IT is easy to be jocose in dealing with our ancestors. But the biographer who is persistently jocose is more likely to cheapen himself than entertain his readers. "Count Rumford of Massachusetts" is the life of a brilliant and eccentric cosmopolitan figure in eighteenth century politics, science, and society. Yet Mr. Thompson seems far more bent in his book on playfully pointing out the quaint ways of our forebears in that remote age than on giving us a true picture of his subject. Perhaps no one else who has ever really read a book printed before 1800 has been amused by the old typographical character for the lower case "s". It is no funnier to one who is familiar with the period than the fact that men then were knee-breeches and not trousers. But Mr. Thompson quotes paragraph after paragraph to show how ludicrous this custom was, and it affords him an opportunity for a bad pun or two. There are other puns. The movement of the fleet during the evacuation of Boston by the British in 1776 reminded one witness, it is recorded, of a "moving forest." To which Mr. Thompson adds: "a Birnam Wood moving on towards Dunsinano, with reverse English."
It would be impossible, however, to spoil completely so good a story as that of the career of Benjamin Thompson, born in Woburn, Massachusetts, and Subsequently a Count of the Holy Roman Empire. He was as quarrelsome as he was captivating, as erratic as he was able. He was first a Loyalist spy in the Colonies, then Under-Secretary of State in England, Minister of War in the court of Bavaria, founder of the Royal Institution of Great Britain, and the generally accredited discover of the theory that heat is a form of motion. He laid out the Englische Garten in Munich; he was offered the first command of the United States Military Academy by President John Adams (his work as a spy never having been known until recently); he conducted investigations and wrote tracts on foodstuffs, cookery, and heating (he is called "the father of the modern fire-place"); in his old age he rode in the wintry streets of Paris clothed entirely in white because "more heated rays are thrown from dark bodies than from light," and he founded the Rumford chair in Physics in Harvard University.
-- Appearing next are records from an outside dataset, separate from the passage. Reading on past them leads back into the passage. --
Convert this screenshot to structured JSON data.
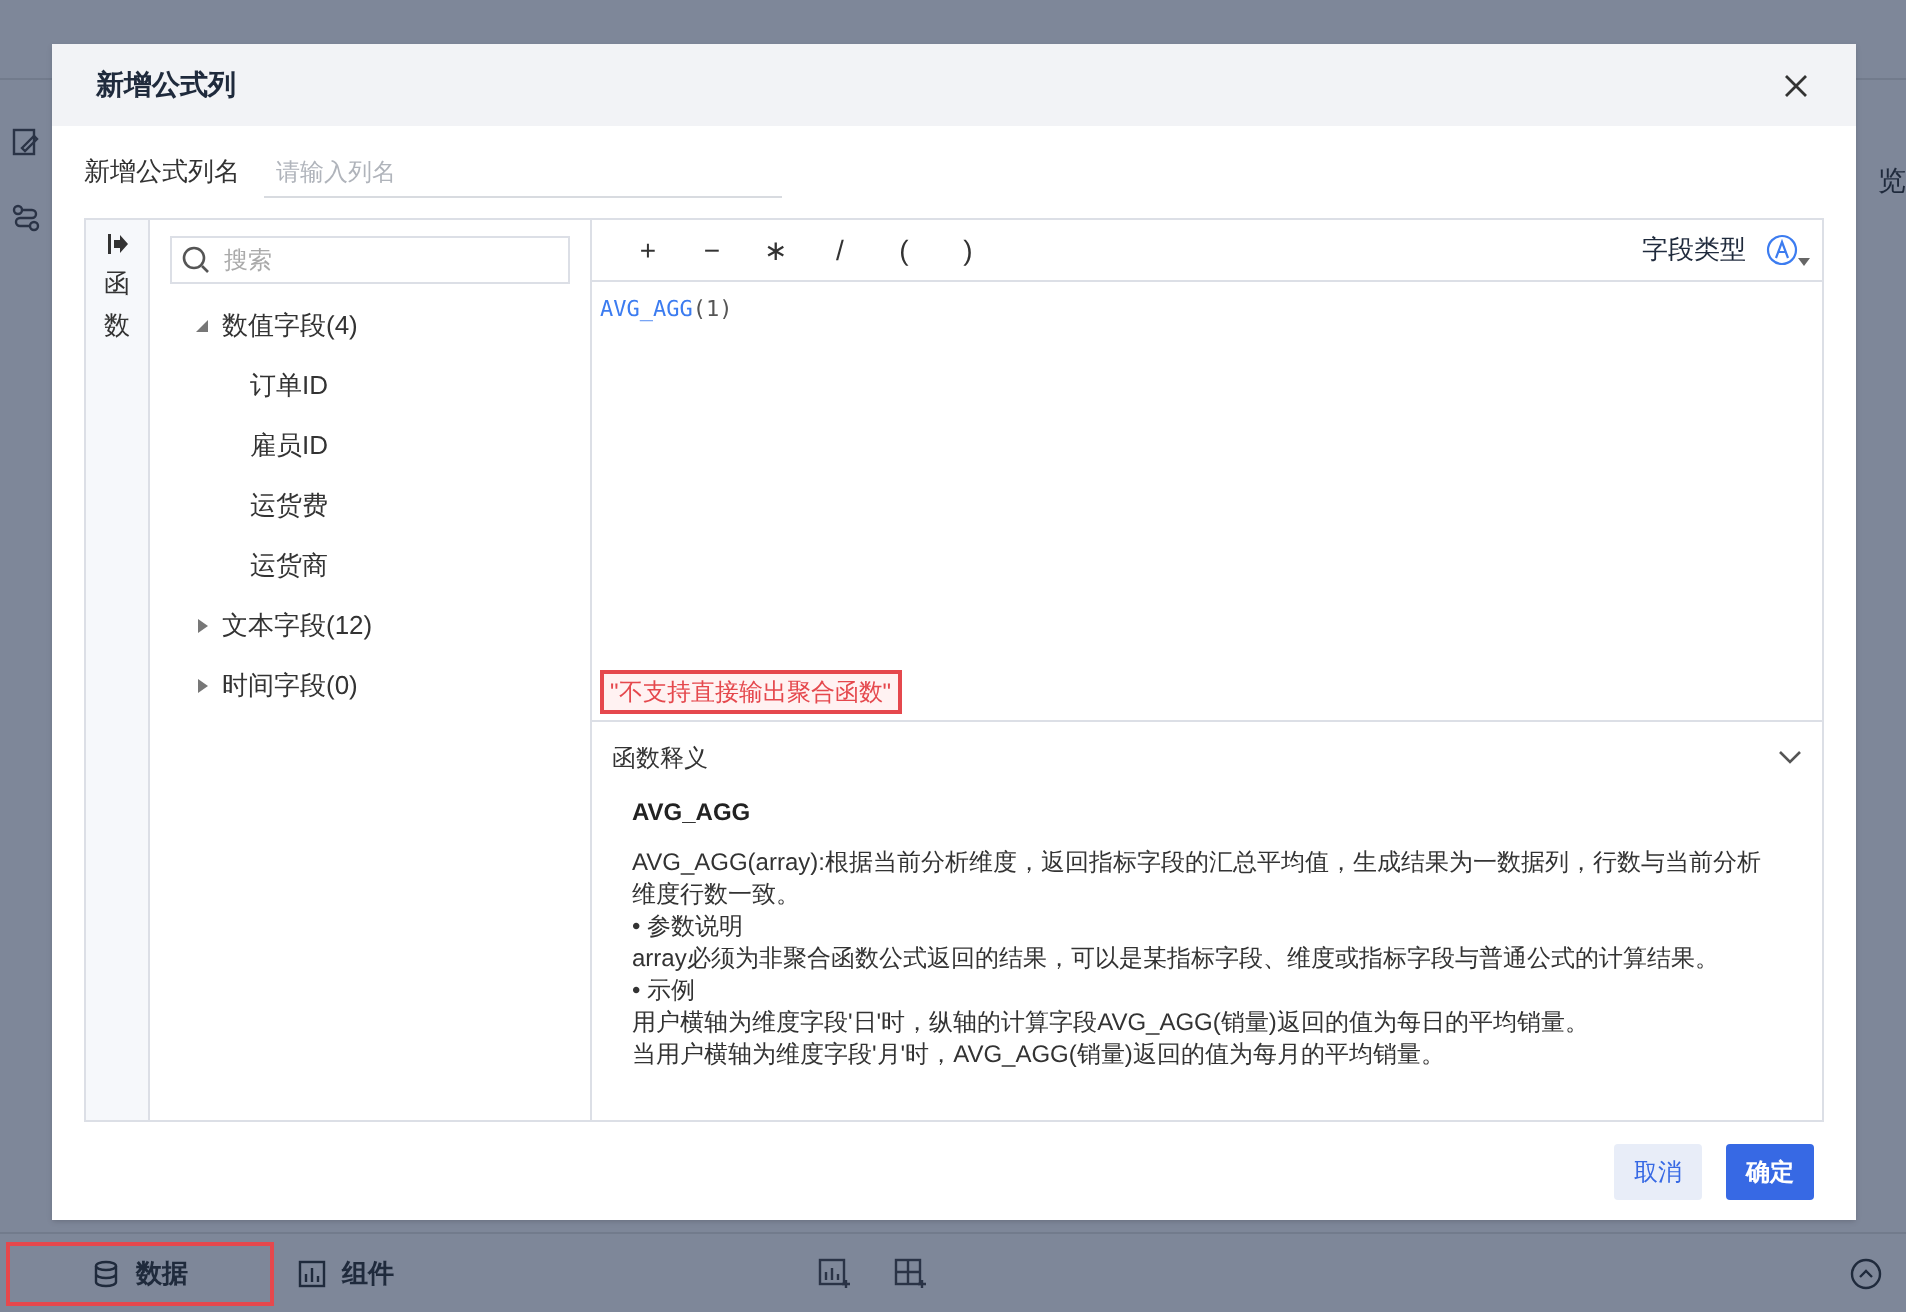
{
  "background": {
    "side_label": "览",
    "bottom_tabs": [
      {
        "label": "数据",
        "selected": true,
        "kind": "data"
      },
      {
        "label": "组件",
        "selected": false,
        "kind": "chart"
      }
    ]
  },
  "dialog": {
    "title": "新增公式列",
    "name_label": "新增公式列名",
    "name_placeholder": "请输入列名",
    "side_tab": {
      "label": "函数"
    },
    "search": {
      "placeholder": "搜索"
    },
    "tree": [
      {
        "label": "数值字段(4)",
        "expanded": true,
        "children": [
          {
            "label": "订单ID"
          },
          {
            "label": "雇员ID"
          },
          {
            "label": "运货费"
          },
          {
            "label": "运货商"
          }
        ]
      },
      {
        "label": "文本字段(12)",
        "expanded": false
      },
      {
        "label": "时间字段(0)",
        "expanded": false
      }
    ],
    "operators": [
      "+",
      "−",
      "∗",
      "/",
      "(",
      ")"
    ],
    "field_type_label": "字段类型",
    "formula": {
      "name": "AVG_AGG",
      "args": "(1)"
    },
    "error": "\"不支持直接输出聚合函数\"",
    "help": {
      "title": "函数释义",
      "expanded": true,
      "heading": "AVG_AGG",
      "lines": [
        "AVG_AGG(array):根据当前分析维度，返回指标字段的汇总平均值，生成结果为一数据列，行数与当前分析维度行数一致。",
        "• 参数说明",
        "array必须为非聚合函数公式返回的结果，可以是某指标字段、维度或指标字段与普通公式的计算结果。",
        "• 示例",
        "用户横轴为维度字段'日'时，纵轴的计算字段AVG_AGG(销量)返回的值为每日的平均销量。",
        "当用户横轴为维度字段'月'时，AVG_AGG(销量)返回的值为每月的平均销量。"
      ]
    },
    "buttons": [
      {
        "label": "取消",
        "kind": "secondary"
      },
      {
        "label": "确定",
        "kind": "primary"
      }
    ]
  }
}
Here is surely God's plenty for the biographer. Mr. Thompson has given us a good selection of the old stories about Count Rumford and has added some new ones which were worth telling. But his facetiousness and his habit of using Shaksperian tags on every possible occasion detract from the effect which the stories would have had if told in a less decorated manner. The common reader, for whom this book was obviously intended, need not be frightened by the semi-scholarly appearance of the book (bibliography, scattered footnotes, though no index). He may even find himself wishing for more honest facts and fewer tidhits illustrative of that so quaint life of the times.